Marble Lake Wilderness

The scream had come from somewhere along the ridge. Silas scrambled up the slope, circumventing pine trees and crashing through sagebrush and manzanita. Twice on his ascent the zipper of his hoodie became ensnared on exposed branches, choking him at the neck and upsetting his footing.

“Jessica!” he yelled at intervals.“Jess?”

Somewhere above him Danny conducted his own search, and below him Meg traversed cross-country after splitting off from him to follow a natural vein of granite on a diagonal down the mountain.

“Jess!” she, too, shouted. “Jess-i-ca!”

For a brief second, Silas’s mind snagged on the sound of her voice, and his focus splintered.

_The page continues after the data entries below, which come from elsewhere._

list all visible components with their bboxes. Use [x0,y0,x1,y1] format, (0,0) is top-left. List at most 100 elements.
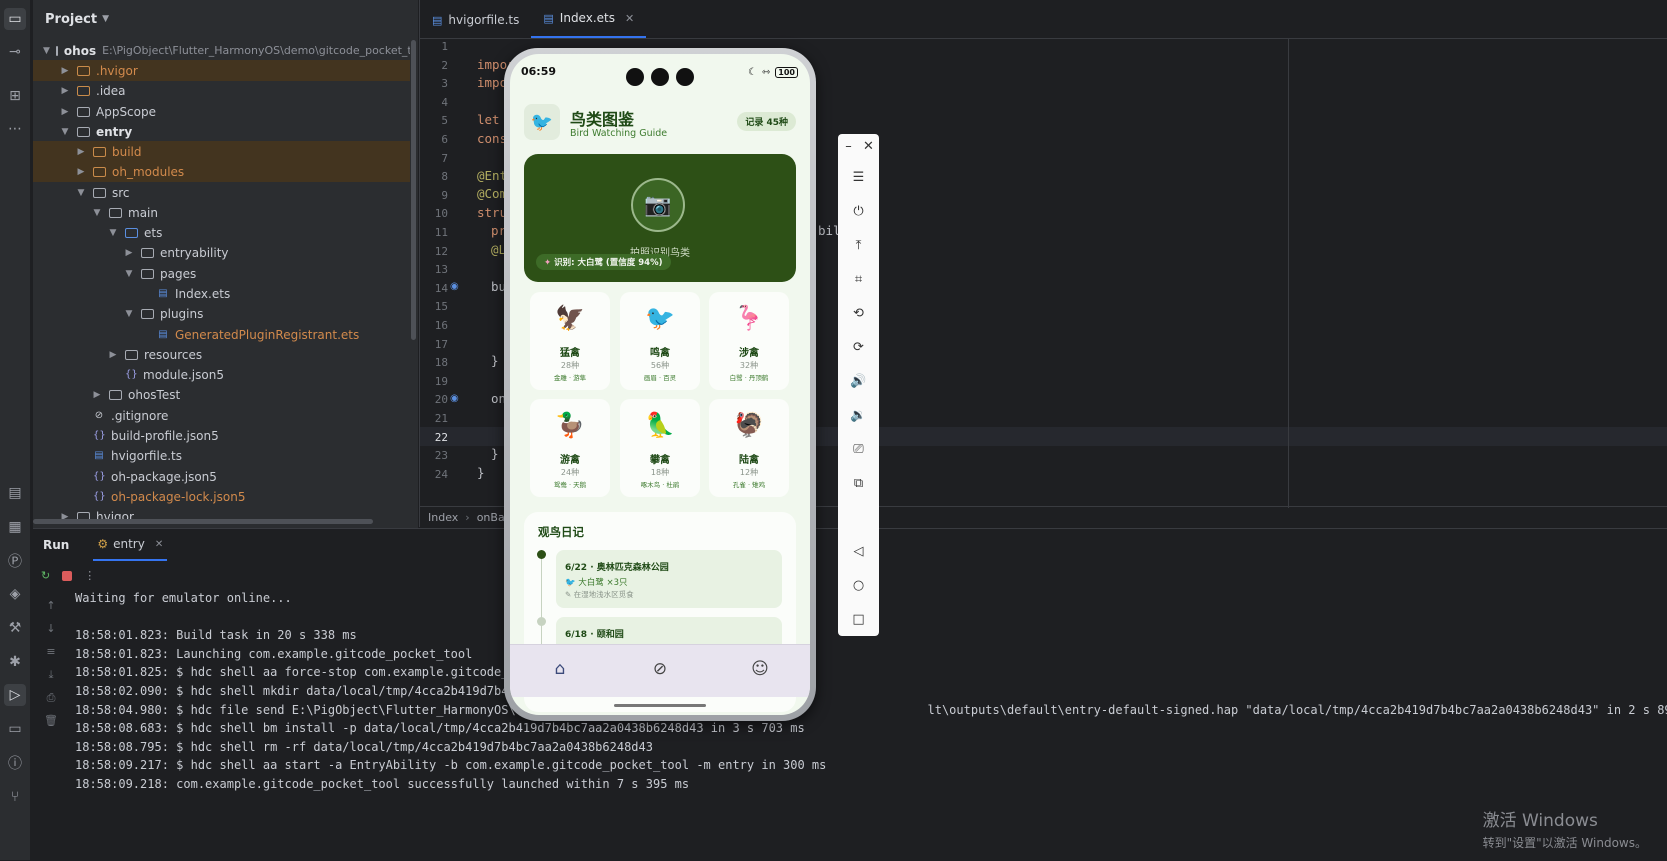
code-line-9[interactable]: @Com [477,186,507,201]
code-line-10[interactable]: stru [477,205,507,220]
code-line-24[interactable]: } [477,465,485,480]
close-icon[interactable]: ✕ [848,139,889,154]
more-options-icon[interactable]: ⋮ [84,569,95,582]
project-vertical-scrollbar[interactable] [411,40,416,340]
tree-item-ohostest[interactable]: ▶ ohosTest [33,384,410,405]
project-horizontal-scrollbar[interactable] [33,519,373,524]
code-line-23[interactable]: } [491,446,499,461]
debug-icon[interactable]: ✱ [4,651,26,673]
chevron-right-icon[interactable]: ▶ [59,86,71,96]
diary-entry[interactable]: 6/22 · 奥林匹克森林公园 🐦 大白鹭 ×3只 ✎ 在湿地浅水区觅食 [556,550,782,608]
soft-wrap-icon[interactable]: ≡ [41,645,61,668]
chevron-down-icon[interactable]: ▼ [107,228,119,238]
crop-screenshot-icon[interactable]: ⌗ [838,272,879,287]
volume-down-icon[interactable]: 🔉 [838,408,879,423]
tree-item-oh-package-lock[interactable]: {} oh-package-lock.json5 [33,486,410,507]
chevron-down-icon[interactable]: ▼ [102,14,109,24]
tree-item-build[interactable]: ▶ build [33,141,410,162]
tree-item-oh-package[interactable]: {} oh-package.json5 [33,466,410,487]
pin-top-icon[interactable]: ⤒ [838,238,879,253]
category-card-waterfowl[interactable]: 🦆 游禽 24种 鸳鸯 · 天鹅 [530,399,610,497]
tree-item-entry[interactable]: ▼ entry [33,121,410,142]
arrow-up-icon[interactable]: ↑ [41,599,61,622]
tab-index-ets[interactable]: ▤ Index.ets ✕ [531,0,647,38]
code-line-8[interactable]: @Ent [477,168,507,183]
code-line-6[interactable]: cons [477,131,507,146]
chevron-right-icon[interactable]: ▶ [75,147,87,157]
category-card-raptors[interactable]: 🦅 猛禽 28种 金雕 · 游隼 [530,292,610,390]
tree-item-module-json5[interactable]: {} module.json5 [33,364,410,385]
project-folder-icon[interactable]: ▭ [4,8,26,30]
problems-icon[interactable]: ⓘ [4,752,26,774]
power-icon[interactable]: ⏻ [838,204,879,219]
chevron-right-icon[interactable]: ▶ [59,107,71,117]
chevron-down-icon[interactable]: ▼ [123,309,135,319]
tree-item-oh-modules[interactable]: ▶ oh_modules [33,161,410,182]
recents-icon[interactable]: □ [838,612,879,627]
camera-icon[interactable]: 📷 [631,178,685,232]
chevron-right-icon[interactable]: ▶ [107,350,119,360]
home-icon[interactable]: ⌂ [548,659,572,683]
code-line-18[interactable]: } [491,353,499,368]
tree-item-build-profile[interactable]: {} build-profile.json5 [33,425,410,446]
home-circle-icon[interactable]: ○ [838,578,879,593]
run-tab-entry[interactable]: ⚙ entry ✕ [93,529,168,561]
chevron-down-icon[interactable]: ▼ [123,269,135,279]
chevron-down-icon[interactable]: ▼ [59,127,71,137]
tree-item-hvigor-dir[interactable]: ▶ .hvigor [33,60,410,81]
terminal-log-icon[interactable]: ▤ [4,482,26,504]
chevron-right-icon[interactable]: ▶ [91,390,103,400]
tab-hvigorfile[interactable]: ▤ hvigorfile.ts [420,2,531,38]
tree-item-ets[interactable]: ▼ ets [33,222,410,243]
tree-root-ohos[interactable]: ▼ ohos E:\PigObject\Flutter_HarmonyOS\de… [33,40,410,61]
run-icon[interactable]: ▷ [4,684,26,706]
chevron-right-icon[interactable]: ▶ [123,248,135,258]
tree-item-pages[interactable]: ▼ pages [33,263,410,284]
category-card-waders[interactable]: 🦩 涉禽 32种 白鹭 · 丹顶鹤 [709,292,789,390]
tree-item-main[interactable]: ▼ main [33,202,410,223]
tree-item-entryability[interactable]: ▶ entryability [33,242,410,263]
tree-item-gitignore[interactable]: ⊘ .gitignore [33,405,410,426]
trash-icon[interactable]: 🗑 [41,714,61,737]
structure-icon[interactable]: ⊞ [4,85,26,107]
profile-icon[interactable]: ☺ [748,659,772,683]
layout-icon[interactable]: ▦ [4,516,26,538]
chevron-down-icon[interactable]: ▼ [43,46,50,56]
profiler-icon[interactable]: Ⓟ [4,550,26,572]
multi-device-icon[interactable]: ⧉ [838,476,879,491]
back-icon[interactable]: ◁ [838,544,879,559]
compass-icon[interactable]: ⊘ [648,659,672,683]
fold-icon[interactable]: ⎚ [838,442,879,457]
category-card-climbers[interactable]: 🦜 攀禽 18种 啄木鸟 · 杜鹃 [620,399,700,497]
stop-icon[interactable] [62,571,73,581]
tree-item-index-ets[interactable]: ▤ Index.ets [33,283,410,304]
code-line-5[interactable]: let [477,112,500,127]
rotate-right-icon[interactable]: ⟳ [838,340,879,355]
tree-item-resources[interactable]: ▶ resources [33,344,410,365]
chevron-right-icon[interactable]: ▶ [75,167,87,177]
home-indicator[interactable] [614,704,706,707]
more-tools-icon[interactable]: ⋯ [4,118,26,140]
print-icon[interactable]: ⎙ [41,691,61,714]
tree-item-plugins[interactable]: ▼ plugins [33,303,410,324]
commit-icon[interactable]: ⊸ [4,41,26,63]
category-card-songbirds[interactable]: 🐦 鸣禽 56种 画眉 · 百灵 [620,292,700,390]
scroll-to-end-icon[interactable]: ⤓ [41,668,61,691]
terminal-icon[interactable]: ▭ [4,718,26,740]
close-icon[interactable]: ✕ [155,539,163,550]
arrow-down-icon[interactable]: ↓ [41,622,61,645]
services-icon[interactable]: ◈ [4,583,26,605]
rerun-icon[interactable]: ↻ [41,569,50,582]
chevron-down-icon[interactable]: ▼ [75,188,87,198]
photo-identify-card[interactable]: 📷 拍照识别鸟类 ✦ 识别: 大白鹭 (置信度 94%) [524,154,796,282]
gutter-override-icon[interactable]: ◉ [450,281,459,292]
git-icon[interactable]: ⑂ [4,786,26,808]
record-badge[interactable]: 记录 45种 [737,112,796,131]
tree-item-generated-plugin-registrant[interactable]: ▤ GeneratedPluginRegistrant.ets [33,324,410,345]
build-icon[interactable]: ⚒ [4,617,26,639]
menu-icon[interactable]: ☰ [838,170,879,185]
chevron-right-icon[interactable]: ▶ [59,66,71,76]
phone-screen[interactable]: 06:59 ☾ ⇿ 100 🐦 鸟类图鉴 Bird Watching Guide… [510,54,810,715]
category-card-landfowl[interactable]: 🦃 陆禽 12种 孔雀 · 雉鸡 [709,399,789,497]
project-panel-header[interactable]: Project ▼ [33,0,418,38]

“Hey!” she called. “Any sign of her?”

The question drew Silas’s attention back to where it belonged. “No sign!” He squared his shoulders and forged onward. He couldn’t allow himself to think about him and Meg. Not now. “You?” he called back.

“Nothing!”

By the time Silas reached the trail, any remaining words had been squeezed from his lungs; he bent at the waist, hands on his knees, gasping for breath, fervently hoping he wouldn’t be sick. He pictured Jessica, somewhere out here, maybe also panting this hard, maybe still running.

From him.

He scrubbed at his eyes with his fists, wiping away sweat and tears. Why had she worn such flimsy sandals tonight? Why that inadequate crop top? Just so she could show off the necklace she was so proud of? Silas remembered the hurt on her face as she’d worried the pendant between her fingers and had to fight the urge not to sob.

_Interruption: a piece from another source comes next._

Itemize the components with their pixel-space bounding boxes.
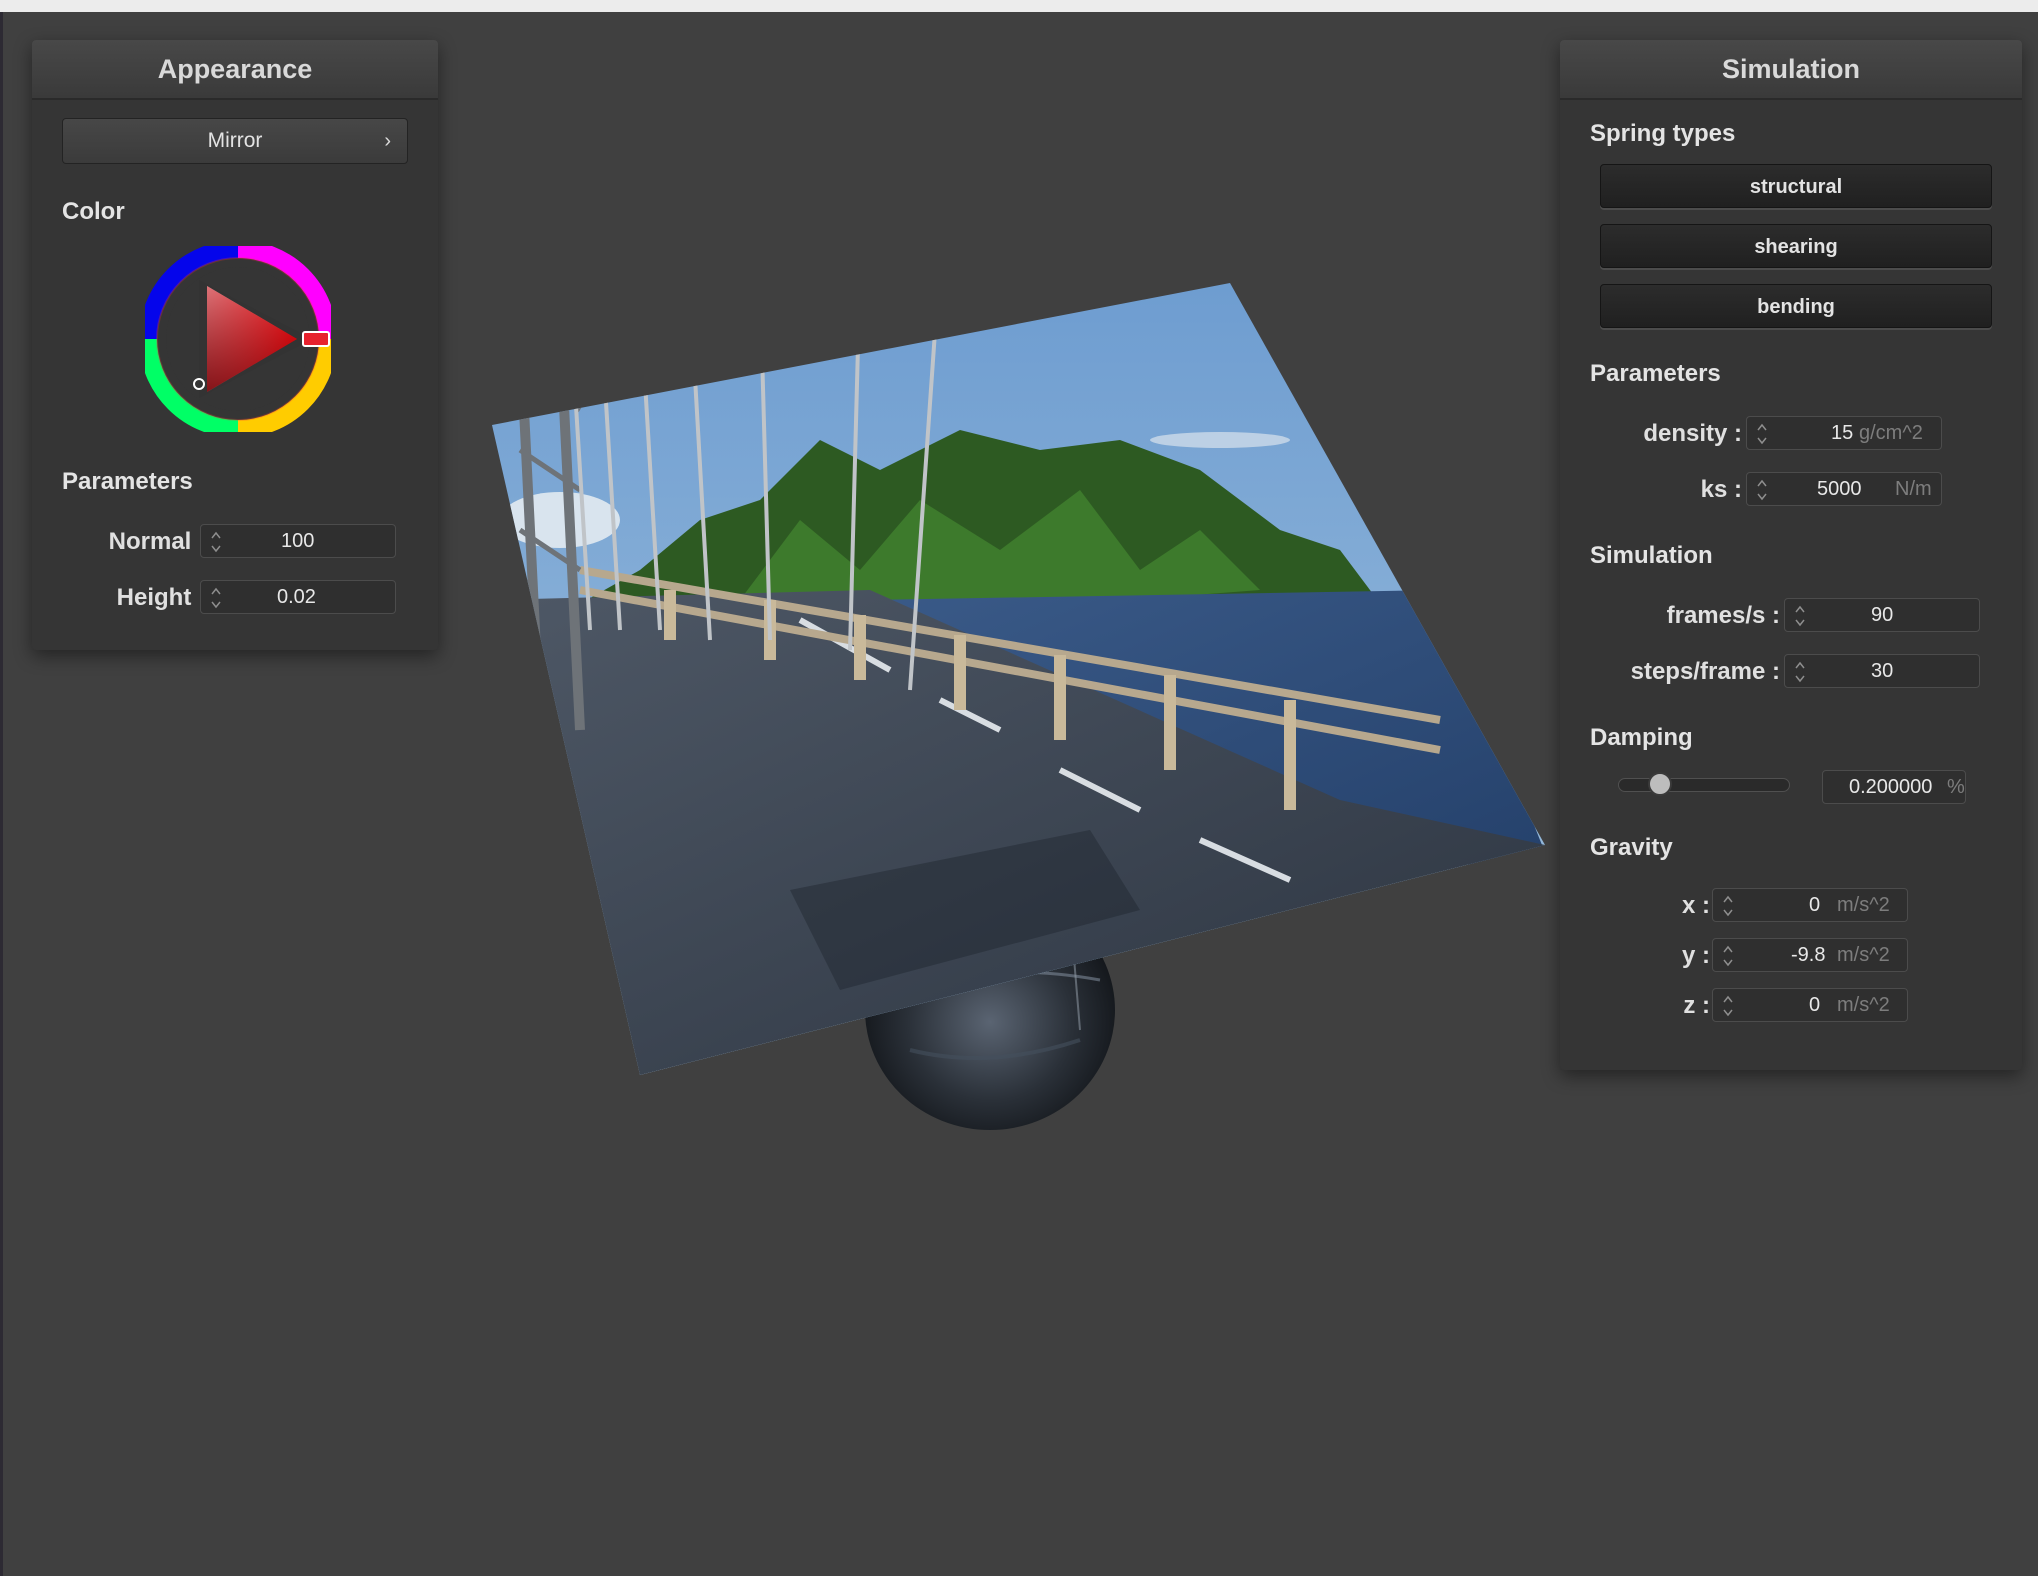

Danny called out to him from above, something about heading downhill, but Silas could only gasp, “Keep looking,” before taking off anew, following the trail as it made its countless familiar switchbacks toward Marble Lake Lodge. He had to strain to see in the gathering darkness, his feet tripping over rocks and roots. Had Jessica tripped, in those sandals? All he could do was continue to yell, Meg’s and Danny’s muffled echoes bouncing off the walls of the mountains.

He reached the lodge in record time, but Jessica wasn’t waiting. Not by the ring of guest cabins. Not on the lighted porch of the cavernous recreation building. She wasn’t at Silas’s Jeep, either. He hadn’t realized how much he’d hoped to see her there, arms crossed, pissed off beyond belief, until he saw it sitting there, as abandoned as when they’d left it as they’d all set out, just what? Two hours ago? Maybe an hour and a half?